90-е. Ни социализма, ни капитализма. Какая-то новая формация. Россия,
как всегда, экспериментирует. На самой себе. Не совсем добровольно, правда, - разные путчи, заговоры, перевороты и т.п. – ну чем не страна третьего мира.
Или четвёртого. Масштабы и результаты только другие. Крысы (зажравшиеся) бегут с корабля (в Швейцарию, допустим), предварительно оторвав по жирному куску. Корабль проржавел в меру, поскрипывает, но плывёт. На мостике капитаны сменяют друг друга, улыбаются, машут ручкой, делают серьёзное
(а значит умное?) лицо. Механизм работает на елее. Все довольны. А – это главное. Не утонули (пока) – и уже хорошо. Будем надеяться на лучшее для нашего корабля.
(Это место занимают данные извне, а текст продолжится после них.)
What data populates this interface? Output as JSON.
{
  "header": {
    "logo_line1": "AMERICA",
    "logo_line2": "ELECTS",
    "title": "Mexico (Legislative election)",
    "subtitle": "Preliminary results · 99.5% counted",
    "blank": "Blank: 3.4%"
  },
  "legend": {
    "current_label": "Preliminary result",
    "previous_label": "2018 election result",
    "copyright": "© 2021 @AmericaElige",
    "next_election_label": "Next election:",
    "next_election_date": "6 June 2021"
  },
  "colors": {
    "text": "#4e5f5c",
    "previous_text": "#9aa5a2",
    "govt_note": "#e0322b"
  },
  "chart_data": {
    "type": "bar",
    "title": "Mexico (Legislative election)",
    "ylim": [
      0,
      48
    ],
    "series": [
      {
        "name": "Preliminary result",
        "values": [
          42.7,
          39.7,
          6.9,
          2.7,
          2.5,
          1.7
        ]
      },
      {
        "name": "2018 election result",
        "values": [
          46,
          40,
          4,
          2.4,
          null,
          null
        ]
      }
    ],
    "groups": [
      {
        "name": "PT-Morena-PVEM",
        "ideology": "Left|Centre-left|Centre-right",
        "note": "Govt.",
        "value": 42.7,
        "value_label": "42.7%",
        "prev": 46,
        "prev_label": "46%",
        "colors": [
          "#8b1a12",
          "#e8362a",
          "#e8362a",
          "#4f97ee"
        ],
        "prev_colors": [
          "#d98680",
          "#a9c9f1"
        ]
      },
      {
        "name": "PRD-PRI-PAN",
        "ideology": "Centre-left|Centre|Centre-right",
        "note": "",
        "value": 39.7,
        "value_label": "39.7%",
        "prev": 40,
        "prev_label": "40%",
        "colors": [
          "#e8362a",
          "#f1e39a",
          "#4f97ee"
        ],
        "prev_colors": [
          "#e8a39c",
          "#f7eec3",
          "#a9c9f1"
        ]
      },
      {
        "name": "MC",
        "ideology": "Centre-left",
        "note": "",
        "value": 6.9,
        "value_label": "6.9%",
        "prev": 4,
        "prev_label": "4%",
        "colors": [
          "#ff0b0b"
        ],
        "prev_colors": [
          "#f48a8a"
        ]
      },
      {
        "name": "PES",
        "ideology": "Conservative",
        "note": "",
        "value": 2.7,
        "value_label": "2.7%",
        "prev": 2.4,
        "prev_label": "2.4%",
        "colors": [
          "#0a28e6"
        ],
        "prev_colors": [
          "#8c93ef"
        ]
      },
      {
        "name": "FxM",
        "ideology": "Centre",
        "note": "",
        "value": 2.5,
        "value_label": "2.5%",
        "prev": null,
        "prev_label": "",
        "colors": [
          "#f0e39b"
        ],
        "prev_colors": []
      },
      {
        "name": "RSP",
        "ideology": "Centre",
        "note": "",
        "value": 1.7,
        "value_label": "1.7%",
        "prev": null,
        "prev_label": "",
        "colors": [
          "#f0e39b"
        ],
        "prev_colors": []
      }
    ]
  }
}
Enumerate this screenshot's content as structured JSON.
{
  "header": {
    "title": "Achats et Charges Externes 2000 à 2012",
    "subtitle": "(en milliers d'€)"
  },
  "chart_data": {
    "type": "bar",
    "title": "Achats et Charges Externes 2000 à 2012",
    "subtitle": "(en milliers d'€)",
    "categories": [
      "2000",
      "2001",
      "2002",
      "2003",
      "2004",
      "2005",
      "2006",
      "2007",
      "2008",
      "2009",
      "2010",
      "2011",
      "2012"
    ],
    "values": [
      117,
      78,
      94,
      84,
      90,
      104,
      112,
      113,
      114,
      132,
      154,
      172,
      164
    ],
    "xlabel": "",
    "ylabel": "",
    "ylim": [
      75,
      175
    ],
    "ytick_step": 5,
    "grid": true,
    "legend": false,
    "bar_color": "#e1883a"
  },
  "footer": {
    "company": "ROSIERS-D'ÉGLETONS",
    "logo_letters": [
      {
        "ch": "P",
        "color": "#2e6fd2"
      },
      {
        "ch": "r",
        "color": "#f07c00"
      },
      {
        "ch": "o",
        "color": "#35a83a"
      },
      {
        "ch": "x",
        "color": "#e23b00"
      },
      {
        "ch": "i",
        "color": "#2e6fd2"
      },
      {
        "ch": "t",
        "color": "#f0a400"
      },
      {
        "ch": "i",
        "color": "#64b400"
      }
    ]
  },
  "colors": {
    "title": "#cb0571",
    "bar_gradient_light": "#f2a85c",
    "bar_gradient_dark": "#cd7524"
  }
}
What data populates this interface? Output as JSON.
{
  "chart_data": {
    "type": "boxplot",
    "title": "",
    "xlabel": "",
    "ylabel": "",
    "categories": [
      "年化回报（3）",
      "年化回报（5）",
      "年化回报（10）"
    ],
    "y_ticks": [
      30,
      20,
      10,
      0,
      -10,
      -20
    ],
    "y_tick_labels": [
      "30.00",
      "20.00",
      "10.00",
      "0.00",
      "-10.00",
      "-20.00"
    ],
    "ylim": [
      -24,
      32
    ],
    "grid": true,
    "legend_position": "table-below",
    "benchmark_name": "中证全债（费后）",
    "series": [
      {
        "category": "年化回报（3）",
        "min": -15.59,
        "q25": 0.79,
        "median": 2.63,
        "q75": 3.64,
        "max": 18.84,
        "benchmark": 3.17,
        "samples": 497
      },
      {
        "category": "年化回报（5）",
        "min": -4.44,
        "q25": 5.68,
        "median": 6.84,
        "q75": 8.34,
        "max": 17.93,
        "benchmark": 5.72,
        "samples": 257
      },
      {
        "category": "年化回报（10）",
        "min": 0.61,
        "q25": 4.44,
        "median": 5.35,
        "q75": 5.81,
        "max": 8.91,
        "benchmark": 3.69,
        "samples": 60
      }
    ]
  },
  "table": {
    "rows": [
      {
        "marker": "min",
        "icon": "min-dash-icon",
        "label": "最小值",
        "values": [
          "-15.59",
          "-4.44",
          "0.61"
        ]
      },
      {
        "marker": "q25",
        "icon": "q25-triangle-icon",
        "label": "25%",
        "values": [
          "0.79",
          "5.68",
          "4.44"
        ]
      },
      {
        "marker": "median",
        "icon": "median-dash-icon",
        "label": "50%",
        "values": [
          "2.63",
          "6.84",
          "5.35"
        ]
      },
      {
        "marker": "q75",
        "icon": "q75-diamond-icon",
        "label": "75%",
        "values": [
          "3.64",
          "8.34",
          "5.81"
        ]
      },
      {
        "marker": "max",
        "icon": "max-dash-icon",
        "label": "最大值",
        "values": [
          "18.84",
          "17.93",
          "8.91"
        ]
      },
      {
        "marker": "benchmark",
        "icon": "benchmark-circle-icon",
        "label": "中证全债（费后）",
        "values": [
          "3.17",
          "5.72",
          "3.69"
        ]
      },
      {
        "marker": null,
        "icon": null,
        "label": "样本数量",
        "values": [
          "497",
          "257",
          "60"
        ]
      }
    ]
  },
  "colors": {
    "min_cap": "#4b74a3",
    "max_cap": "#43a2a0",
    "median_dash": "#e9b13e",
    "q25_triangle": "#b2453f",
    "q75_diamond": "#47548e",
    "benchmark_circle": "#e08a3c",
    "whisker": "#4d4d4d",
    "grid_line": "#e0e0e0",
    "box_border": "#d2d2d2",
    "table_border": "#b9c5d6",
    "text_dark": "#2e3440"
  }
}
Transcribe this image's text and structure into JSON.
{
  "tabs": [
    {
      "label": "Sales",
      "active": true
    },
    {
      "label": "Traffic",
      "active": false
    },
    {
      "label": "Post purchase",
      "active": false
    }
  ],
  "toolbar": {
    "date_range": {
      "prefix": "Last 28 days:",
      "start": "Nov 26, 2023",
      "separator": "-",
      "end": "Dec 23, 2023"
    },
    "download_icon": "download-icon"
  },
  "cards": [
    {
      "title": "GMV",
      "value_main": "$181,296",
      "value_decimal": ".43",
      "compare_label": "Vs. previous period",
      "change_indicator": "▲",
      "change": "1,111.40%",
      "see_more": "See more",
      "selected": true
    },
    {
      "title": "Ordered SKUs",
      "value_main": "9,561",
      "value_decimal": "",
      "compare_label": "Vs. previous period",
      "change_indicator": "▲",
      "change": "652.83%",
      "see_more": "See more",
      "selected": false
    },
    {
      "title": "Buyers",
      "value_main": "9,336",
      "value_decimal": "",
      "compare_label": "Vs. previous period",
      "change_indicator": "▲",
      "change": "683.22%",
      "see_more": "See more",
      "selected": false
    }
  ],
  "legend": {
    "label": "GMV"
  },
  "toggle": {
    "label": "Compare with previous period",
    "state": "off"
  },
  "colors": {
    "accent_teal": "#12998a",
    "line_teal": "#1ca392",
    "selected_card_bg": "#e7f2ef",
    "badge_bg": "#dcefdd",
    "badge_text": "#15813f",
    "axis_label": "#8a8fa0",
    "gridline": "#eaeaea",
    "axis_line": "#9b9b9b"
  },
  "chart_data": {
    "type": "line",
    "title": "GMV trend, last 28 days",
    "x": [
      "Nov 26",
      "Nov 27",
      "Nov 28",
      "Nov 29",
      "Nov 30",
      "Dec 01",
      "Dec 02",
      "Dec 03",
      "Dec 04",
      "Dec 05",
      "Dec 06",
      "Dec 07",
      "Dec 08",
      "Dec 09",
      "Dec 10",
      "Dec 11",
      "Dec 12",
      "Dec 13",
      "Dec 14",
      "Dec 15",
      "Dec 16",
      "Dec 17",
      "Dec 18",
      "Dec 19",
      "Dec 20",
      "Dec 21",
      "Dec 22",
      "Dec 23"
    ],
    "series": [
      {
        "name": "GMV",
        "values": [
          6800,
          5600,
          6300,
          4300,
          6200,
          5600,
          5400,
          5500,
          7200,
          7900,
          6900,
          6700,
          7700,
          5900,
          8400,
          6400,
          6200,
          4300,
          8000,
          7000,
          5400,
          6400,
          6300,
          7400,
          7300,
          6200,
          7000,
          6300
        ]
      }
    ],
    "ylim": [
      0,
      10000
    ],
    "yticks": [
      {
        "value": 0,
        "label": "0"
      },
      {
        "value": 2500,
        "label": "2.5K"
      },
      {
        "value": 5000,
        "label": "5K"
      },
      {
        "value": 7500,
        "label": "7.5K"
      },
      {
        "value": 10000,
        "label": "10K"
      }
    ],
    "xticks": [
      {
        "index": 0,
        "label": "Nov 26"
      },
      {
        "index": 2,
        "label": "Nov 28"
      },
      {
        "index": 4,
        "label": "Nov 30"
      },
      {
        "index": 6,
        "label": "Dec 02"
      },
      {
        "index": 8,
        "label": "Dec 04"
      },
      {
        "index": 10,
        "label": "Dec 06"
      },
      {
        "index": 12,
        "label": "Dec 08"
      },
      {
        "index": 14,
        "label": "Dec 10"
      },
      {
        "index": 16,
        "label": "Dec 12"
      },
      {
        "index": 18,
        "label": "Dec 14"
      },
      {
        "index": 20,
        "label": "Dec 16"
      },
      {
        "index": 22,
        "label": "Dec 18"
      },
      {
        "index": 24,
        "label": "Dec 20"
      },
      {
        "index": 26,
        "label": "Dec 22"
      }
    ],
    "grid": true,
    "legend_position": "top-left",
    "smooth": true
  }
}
Тем более, что мы все на нём родились. И пусть он многострадальный, и, возможно, плывёт по течению, и много на нём шума, чтоб заглушить стоны, но всё равно он родной. Не зря название его – «Родина». (Раньше перед «Родина» стояло слово «Советская», но потом его замазали).
…Ну вот. А о чём это я? А да, о старике. Старике в окне. Но опять маленькое предисловие (честно слово, маленькое). На тот момент (1991) я работал на фортепианной фабрике. Которая, как и всё в России, без конца меняла свои названия: до революции «Яков Беккер», потом «Красный Октябрь», потом опять «(Красный) Беккер», а потом…её просто закрыли (а было ей за 150), как и все музыкальные фабрики Питера (как и все стоящие предприятия в России).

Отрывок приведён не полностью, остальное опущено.